TORONTO – A long-delayed disciplinary hearing is finally slated to start Wednesday for the most senior police officer charged in relation to the mass violation of civil rights during the violence-marred G20 summit four years ago.
Civil liberties groups said they would be keeping a close eye on the month-long proceedings against Toronto Supt. David (Mark) Fenton given the unprecedented detentions of more than 1,000 people and the heavy security expected at next year’s Pan-Am Games in Toronto.
“It’s a crucial piece in the entire accountability process,” said Sukanya Pillay, executive director of the Canadian Civil Liberties Association.
Fenton, the major incident commander, faces a total of five charges of unlawful arrest and discreditable conduct arising out of two notorious “kettling” incidents that occurred over the summit weekend.
The first occurred on Saturday, June 26, 2010, hours after a small group of rampaging vandals smashed windows and set police cruisers alight.
Fenton ordered officers to box in protesters in front of a downtown hotel. More than 260 people were arrested and taken to a makeshift prisoner processing centre, which came under severe criticism for its deplorable conditions.
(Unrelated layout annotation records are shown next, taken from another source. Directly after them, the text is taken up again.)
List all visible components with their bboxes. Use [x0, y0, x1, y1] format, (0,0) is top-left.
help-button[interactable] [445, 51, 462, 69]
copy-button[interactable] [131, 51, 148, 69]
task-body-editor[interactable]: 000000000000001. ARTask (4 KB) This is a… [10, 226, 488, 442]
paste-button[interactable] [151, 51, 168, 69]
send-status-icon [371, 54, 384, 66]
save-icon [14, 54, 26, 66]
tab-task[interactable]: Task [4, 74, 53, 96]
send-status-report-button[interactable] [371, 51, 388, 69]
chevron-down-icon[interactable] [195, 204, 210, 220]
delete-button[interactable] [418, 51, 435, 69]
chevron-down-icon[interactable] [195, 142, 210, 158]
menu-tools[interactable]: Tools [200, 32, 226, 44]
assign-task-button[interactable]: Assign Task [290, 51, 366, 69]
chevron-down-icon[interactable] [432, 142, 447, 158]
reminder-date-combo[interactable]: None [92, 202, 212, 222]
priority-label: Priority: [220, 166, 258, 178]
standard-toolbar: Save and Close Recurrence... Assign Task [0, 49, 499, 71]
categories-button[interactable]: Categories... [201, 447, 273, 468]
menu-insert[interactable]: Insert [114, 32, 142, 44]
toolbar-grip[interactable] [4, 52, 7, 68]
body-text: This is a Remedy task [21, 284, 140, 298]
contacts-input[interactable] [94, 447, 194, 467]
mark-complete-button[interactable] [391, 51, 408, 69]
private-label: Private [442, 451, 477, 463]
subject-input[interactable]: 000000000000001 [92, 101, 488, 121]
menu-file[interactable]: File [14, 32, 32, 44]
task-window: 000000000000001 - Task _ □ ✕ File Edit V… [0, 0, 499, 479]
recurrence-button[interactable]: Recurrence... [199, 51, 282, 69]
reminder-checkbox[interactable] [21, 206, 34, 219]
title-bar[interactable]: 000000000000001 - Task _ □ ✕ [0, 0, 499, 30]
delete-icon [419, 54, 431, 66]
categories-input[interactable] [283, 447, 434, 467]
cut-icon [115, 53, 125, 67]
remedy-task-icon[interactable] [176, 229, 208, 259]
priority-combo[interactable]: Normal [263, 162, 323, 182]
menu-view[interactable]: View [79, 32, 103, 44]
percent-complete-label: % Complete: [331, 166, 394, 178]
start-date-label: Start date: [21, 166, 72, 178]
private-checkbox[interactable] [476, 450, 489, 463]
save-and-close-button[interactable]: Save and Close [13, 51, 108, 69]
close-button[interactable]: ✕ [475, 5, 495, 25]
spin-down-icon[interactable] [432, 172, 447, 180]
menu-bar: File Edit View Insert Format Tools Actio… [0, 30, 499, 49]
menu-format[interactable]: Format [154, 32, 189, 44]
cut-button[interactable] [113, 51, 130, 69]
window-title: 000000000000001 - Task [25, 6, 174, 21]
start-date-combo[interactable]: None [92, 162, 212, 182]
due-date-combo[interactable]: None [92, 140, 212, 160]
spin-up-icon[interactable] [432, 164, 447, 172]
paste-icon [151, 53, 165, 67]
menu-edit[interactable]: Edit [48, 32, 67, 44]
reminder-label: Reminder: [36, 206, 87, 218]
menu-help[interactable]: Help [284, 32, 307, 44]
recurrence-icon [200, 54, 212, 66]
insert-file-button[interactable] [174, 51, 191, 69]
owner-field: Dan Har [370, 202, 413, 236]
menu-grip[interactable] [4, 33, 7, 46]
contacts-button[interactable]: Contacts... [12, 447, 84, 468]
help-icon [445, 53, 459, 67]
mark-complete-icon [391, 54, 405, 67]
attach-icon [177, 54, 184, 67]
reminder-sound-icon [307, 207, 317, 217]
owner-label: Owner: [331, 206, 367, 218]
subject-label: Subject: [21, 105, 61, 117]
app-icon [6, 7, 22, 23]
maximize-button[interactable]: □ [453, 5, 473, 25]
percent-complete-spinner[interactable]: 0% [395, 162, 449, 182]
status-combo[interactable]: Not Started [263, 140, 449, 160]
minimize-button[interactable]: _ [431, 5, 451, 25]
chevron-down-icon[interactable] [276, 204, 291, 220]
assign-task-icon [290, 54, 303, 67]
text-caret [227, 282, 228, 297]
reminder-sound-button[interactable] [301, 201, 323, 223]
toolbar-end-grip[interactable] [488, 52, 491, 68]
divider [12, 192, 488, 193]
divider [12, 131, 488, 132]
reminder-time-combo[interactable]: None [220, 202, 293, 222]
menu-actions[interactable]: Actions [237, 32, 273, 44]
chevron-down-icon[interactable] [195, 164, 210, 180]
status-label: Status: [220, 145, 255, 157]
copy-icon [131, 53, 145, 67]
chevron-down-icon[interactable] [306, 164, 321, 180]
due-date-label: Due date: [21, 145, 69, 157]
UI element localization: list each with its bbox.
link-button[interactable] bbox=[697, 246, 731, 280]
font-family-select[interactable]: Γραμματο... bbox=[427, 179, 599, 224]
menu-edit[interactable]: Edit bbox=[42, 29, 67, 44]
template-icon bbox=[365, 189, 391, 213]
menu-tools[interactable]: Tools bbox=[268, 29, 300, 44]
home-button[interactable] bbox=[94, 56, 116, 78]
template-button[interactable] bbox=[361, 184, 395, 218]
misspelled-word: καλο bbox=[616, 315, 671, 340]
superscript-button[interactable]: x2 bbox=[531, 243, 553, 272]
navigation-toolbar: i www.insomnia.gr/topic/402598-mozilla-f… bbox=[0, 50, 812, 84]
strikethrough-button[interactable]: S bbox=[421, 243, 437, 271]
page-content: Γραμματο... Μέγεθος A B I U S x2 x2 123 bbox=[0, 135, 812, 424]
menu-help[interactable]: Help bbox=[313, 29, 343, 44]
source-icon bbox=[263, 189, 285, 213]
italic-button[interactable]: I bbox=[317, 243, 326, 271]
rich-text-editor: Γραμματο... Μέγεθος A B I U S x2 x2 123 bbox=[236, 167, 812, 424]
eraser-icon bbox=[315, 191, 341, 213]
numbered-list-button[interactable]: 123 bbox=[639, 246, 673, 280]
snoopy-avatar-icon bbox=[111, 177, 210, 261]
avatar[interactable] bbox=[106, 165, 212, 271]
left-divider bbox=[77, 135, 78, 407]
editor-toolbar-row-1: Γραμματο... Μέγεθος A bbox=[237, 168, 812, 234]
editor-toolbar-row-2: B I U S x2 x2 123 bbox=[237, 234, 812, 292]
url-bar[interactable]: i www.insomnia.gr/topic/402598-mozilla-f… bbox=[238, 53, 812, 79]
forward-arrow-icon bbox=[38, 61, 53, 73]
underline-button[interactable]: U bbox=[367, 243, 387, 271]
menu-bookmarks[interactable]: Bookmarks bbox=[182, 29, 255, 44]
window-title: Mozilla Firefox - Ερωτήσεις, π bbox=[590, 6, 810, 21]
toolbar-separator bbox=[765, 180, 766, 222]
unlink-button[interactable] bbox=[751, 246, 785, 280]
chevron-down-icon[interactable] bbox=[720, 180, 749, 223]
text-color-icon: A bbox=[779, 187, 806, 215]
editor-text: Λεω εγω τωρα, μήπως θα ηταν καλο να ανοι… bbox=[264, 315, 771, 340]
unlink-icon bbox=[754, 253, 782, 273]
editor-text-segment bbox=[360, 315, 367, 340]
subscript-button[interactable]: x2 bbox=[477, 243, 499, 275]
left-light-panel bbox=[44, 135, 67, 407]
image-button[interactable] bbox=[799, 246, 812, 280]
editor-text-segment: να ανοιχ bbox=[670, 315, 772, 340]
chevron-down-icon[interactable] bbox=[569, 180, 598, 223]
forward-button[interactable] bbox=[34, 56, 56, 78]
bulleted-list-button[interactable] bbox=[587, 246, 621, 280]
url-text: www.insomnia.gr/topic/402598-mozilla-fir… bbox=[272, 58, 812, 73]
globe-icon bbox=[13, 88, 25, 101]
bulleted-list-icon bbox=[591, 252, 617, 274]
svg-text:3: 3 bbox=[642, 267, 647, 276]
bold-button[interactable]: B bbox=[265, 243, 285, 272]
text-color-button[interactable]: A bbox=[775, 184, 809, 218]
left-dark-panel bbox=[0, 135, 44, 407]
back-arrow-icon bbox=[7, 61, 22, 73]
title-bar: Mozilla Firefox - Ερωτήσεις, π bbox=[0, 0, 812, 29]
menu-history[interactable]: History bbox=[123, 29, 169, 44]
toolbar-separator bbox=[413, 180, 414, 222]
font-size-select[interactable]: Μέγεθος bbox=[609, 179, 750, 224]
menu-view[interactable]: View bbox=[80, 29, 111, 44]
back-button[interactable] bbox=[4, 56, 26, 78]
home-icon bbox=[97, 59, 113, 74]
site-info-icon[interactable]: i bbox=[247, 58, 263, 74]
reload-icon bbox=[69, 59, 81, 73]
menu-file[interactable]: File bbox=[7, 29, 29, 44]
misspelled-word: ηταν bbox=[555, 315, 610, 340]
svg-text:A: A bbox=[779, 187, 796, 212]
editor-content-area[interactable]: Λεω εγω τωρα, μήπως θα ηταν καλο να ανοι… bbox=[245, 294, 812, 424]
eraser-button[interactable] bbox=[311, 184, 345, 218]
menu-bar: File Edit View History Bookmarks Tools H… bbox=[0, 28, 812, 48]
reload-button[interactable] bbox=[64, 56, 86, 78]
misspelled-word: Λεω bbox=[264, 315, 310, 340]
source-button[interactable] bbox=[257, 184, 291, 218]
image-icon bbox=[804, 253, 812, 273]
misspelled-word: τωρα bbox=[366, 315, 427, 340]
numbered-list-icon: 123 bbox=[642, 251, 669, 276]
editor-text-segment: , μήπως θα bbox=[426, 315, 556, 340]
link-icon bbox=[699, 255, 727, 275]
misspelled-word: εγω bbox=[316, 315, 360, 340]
Some were caged for as long as 26 hours.
According to the allegations against him, Fenton had no legitimate reason to believe the protesters had breached the peace or to order them detained.
On the Sunday, six minutes after coming on shift, Fenton ordered police to keep scores of people – many of them simply passersby – standing for hours at a downtown intersection despite a severe thunderstorm that left them drenched and chilled.
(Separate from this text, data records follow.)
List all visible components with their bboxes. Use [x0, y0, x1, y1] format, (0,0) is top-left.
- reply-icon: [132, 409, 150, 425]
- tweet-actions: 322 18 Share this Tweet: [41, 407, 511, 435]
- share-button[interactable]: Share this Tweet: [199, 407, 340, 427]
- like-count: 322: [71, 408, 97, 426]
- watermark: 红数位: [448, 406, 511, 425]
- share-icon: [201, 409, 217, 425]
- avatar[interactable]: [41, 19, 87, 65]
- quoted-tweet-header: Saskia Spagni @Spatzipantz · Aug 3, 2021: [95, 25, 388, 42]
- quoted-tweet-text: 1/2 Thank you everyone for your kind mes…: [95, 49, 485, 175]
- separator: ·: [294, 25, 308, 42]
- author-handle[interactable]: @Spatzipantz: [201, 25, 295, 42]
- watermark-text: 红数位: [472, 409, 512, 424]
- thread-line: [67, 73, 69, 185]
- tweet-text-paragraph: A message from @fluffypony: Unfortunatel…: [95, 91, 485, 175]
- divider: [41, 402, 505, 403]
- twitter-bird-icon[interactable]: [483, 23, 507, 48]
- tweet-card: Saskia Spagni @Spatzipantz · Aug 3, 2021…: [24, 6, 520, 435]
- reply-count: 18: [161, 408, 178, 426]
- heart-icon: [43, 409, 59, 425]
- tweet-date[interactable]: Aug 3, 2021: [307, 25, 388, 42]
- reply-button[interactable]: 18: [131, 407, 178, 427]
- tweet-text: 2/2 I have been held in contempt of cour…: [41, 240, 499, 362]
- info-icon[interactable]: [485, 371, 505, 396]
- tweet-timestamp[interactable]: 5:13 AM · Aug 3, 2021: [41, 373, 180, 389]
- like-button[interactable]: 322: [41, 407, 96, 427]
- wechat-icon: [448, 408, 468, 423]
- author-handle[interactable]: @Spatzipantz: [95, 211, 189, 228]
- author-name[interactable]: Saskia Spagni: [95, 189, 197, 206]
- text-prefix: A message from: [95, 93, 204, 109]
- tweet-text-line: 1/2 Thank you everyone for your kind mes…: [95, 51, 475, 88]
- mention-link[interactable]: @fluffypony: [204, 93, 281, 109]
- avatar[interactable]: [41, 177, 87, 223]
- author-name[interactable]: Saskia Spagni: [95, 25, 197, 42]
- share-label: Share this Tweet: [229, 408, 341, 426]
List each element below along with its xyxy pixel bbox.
“You repeated and maintained these orders notwithstanding the onset of sustained, severe and inclement weather (and) the health and safety risks to the civilians thus contained,” the allegation notice states.
It was only when Chief Bill Blair intervened that those still kettled, soaked and shivering in the cold, were released.
Fenton, who repeatedly referred to the protesters as “terrorists” over the summit weekend, has pleaded not guilty. None of the allegations has been proven.
In a statement to civilian oversight investigators, Fenton said he had no option to the mass arrests to make the city safe.
More than 1,000 people were detained over the summit weekend in what is considered the largest mass arrest in Canada’s peacetime history. Most were released without charge.
To date, only two constables of 32 officers charged have been found guilty of discreditable conduct arising out of the G20. Another 14 cases were dismissed, withdrawn or stayed. The rest are ongoing.
Insp. Gary Meissner, the only other senior officer to be charged, retired before a hearing could take place.
One officer was criminally convicted of assault. His disciplinary case is on hold pending an appeal.
Fenton’s hearing was initially slated to start in November 2012 but has been delayed repeatedly. It was due to begin Monday but was put over until Wednesday to accommodate a lawyer.
A retired judge, Peter Grossi of the Ontario Superior Court, will preside over the hearing. Witnesses are expected to include broadcaster Steve Paikin, who was at the first incident, and human-rights monitors who were arrested and detained.